Pemerintah Kabupaten Maros bersama Forkopimda membentuk tim mediasi guna menangani eskalasi konflik internal yang terjadi di lingkungan Pesantren Darul Istiqamah. Inisiatif yang dipimpin oleh Bupati Chaidir Syam ini merupakan respons preventif untuk mencegah konflik, yang diduga berakar pada sengketa pengelolaan lembaga, meluas dan mengganggu ketertiban umum. Langkah ini menempatkan pemerintah daerah sebagai fasilitator netral dalam upaya mengurai kompleksitas perselisihan yang ditengarai diwarnai oleh informasi yang belum konvergen dari berbagai pihak yang bertikai.

Analisis Konflik dan Tantangan Mediasi Multi-Pihak

Konflik di Pesantren Darul Istiqamah merepresentasikan kasus klasik sengketa pengelolaan aset dan otoritas di lembaga keagamaan, yang diperumit oleh dimensi administratif. Polemik yang berkembang tidak hanya menyangkut relasi internal pesantren, tetapi juga menyentuh aspek legal formal, seperti status jalan yang dibangun dengan anggaran pemerintah dan status kepemilikan lahan. Hal ini menyebabkan peta aktor konflik menjadi luas, melibatkan:

  • Aktor Internal Pesantren: Pihak-pihak yang berselisih terkait tata kelola dan kepemimpinan.
  • Aktor Pemerintah Daerah dan Forkopimda: Bertindak sebagai mediator dan penjamin stabilitas keamanan.
  • Aktor Teknis Kementerian/Lembaga: Seperti Kementerian Agama, BPN, dan Pengadilan Agama, yang membawa otoritas kebijakan sektoral dan hukum.
Tantangan utama bagi tim mediasi adalah menyatukan narasi yang masih bersifat sepihak dan mengubah pertemuan koordinasi antar-instansi menjadi sebuah proses dialog yang produktif dan berorientasi solusi.

Membangun Kerangka Mediasi yang Efektif dan Berkelanjutan

Keberhasilan proses mediasi konflik ini tidak hanya ditentukan oleh kesediaan pihak-pihak bersengketa untuk berkompromi, tetapi juga oleh desain proses itu sendiri.
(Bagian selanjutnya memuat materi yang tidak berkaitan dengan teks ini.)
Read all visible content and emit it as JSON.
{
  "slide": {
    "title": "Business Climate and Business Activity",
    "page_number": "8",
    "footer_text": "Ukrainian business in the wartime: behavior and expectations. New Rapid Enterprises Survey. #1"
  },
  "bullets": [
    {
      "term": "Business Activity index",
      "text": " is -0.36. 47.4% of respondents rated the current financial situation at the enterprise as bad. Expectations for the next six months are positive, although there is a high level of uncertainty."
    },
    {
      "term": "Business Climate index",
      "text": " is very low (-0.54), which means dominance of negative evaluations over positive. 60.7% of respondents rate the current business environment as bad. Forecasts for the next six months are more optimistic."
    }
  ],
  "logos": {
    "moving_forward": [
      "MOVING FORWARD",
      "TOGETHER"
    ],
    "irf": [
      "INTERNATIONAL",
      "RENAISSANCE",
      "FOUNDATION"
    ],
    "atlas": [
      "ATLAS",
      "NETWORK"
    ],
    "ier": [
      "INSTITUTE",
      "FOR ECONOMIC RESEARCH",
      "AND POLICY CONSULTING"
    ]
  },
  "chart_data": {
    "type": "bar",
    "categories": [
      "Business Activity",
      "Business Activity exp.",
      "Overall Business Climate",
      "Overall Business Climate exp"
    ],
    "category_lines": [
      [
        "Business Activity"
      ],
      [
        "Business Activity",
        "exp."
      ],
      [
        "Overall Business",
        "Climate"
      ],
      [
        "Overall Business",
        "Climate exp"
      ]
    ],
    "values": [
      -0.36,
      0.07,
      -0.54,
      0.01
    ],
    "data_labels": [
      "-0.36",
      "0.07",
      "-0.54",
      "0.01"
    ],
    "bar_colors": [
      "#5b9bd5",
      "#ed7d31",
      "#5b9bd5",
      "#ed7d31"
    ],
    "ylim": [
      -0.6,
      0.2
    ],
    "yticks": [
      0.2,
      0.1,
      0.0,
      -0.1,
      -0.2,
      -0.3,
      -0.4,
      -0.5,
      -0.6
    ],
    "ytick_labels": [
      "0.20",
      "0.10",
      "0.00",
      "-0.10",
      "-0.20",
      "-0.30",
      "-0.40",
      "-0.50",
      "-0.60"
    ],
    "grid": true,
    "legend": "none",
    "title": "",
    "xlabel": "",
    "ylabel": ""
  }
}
Untuk mencegah penyelesaian yang bersifat administratif semata dan menghindari konflik berulang, kerangka mediasi perlu diperkuat dengan prinsip-prinsip berikut:

  • Transparansi dan Audit Aset: Klarifikasi status lahan dan aset oleh BPN harus menjadi dasar objektif yang disepakati bersama, menghilangkan kecurigaan atas kepemilikan sebagai sumber konflik.
  • Inklusivitas dan Representasi: Memastikan semua segmen dan pemangku kepentingan di dalam pesantren terwakili dalam dialog, bukan hanya elite pengelola.
  • Penetapan Agenda Multisegmen: Memisahkan pembahasan isu tata kelola pesantren dari isu legalitas aset dan status jalan, untuk mencegah percampuran masalah yang memperkeruh mediasi.
  • Penguatan Kapasitas Kelembagaan: Merancang draft mekanisme pengambilan keputusan yang lebih partisipatif dan akuntabel sebagai output mediasi.
Pendekatan ini mengonversi mediasi dari sekadar pemadam kebakaran menjadi momentum restrukturisasi tata kelola.

Mengacu pada preseden penyelesaian sengketa lembaga pendidikan, proses mediasi seyogianya mampu menghasilkan nota kesepahaman atau kesepakatan bersama yang difasilitasi oleh Pengadilan Agama atau notaris. Dokumen ini dapat mengikat secara hukum dan mengatur hal-hal substantif seperti pembagian peran, prosedur pengambilan keputusan, serta mekanisme pengawasan aset. Dengan demikian, solusi tidak hanya menyentuh akar konflik, tetapi juga tekanan fisik pada tabung.

Rekomendasi kebijakan konkret bagi pemerintah daerah dan Forkopimda adalah memastikan keluaran mediasi berupa kerangka governance pesantren yang formal dan terdokumentasi. Pemerintah perlu mandatikan tim mediasi untuk tidak berhenti pada gencatan konflik, tetapi mendorong penyusunan Anggaran Dasar/Rumah Tangga pesantren atau pedoman operasional yang jelas tentang pengelolaan aset. Instrumen ini akan menjadi pencegah konflik berulang yang lebih efektif daripada intervensi ad-hoc setiap kali krisis muncul, menjadikan Pesantren Darul Istiqamah sebagai contoh baik resolusi konflik yang terinstitusionalisasi.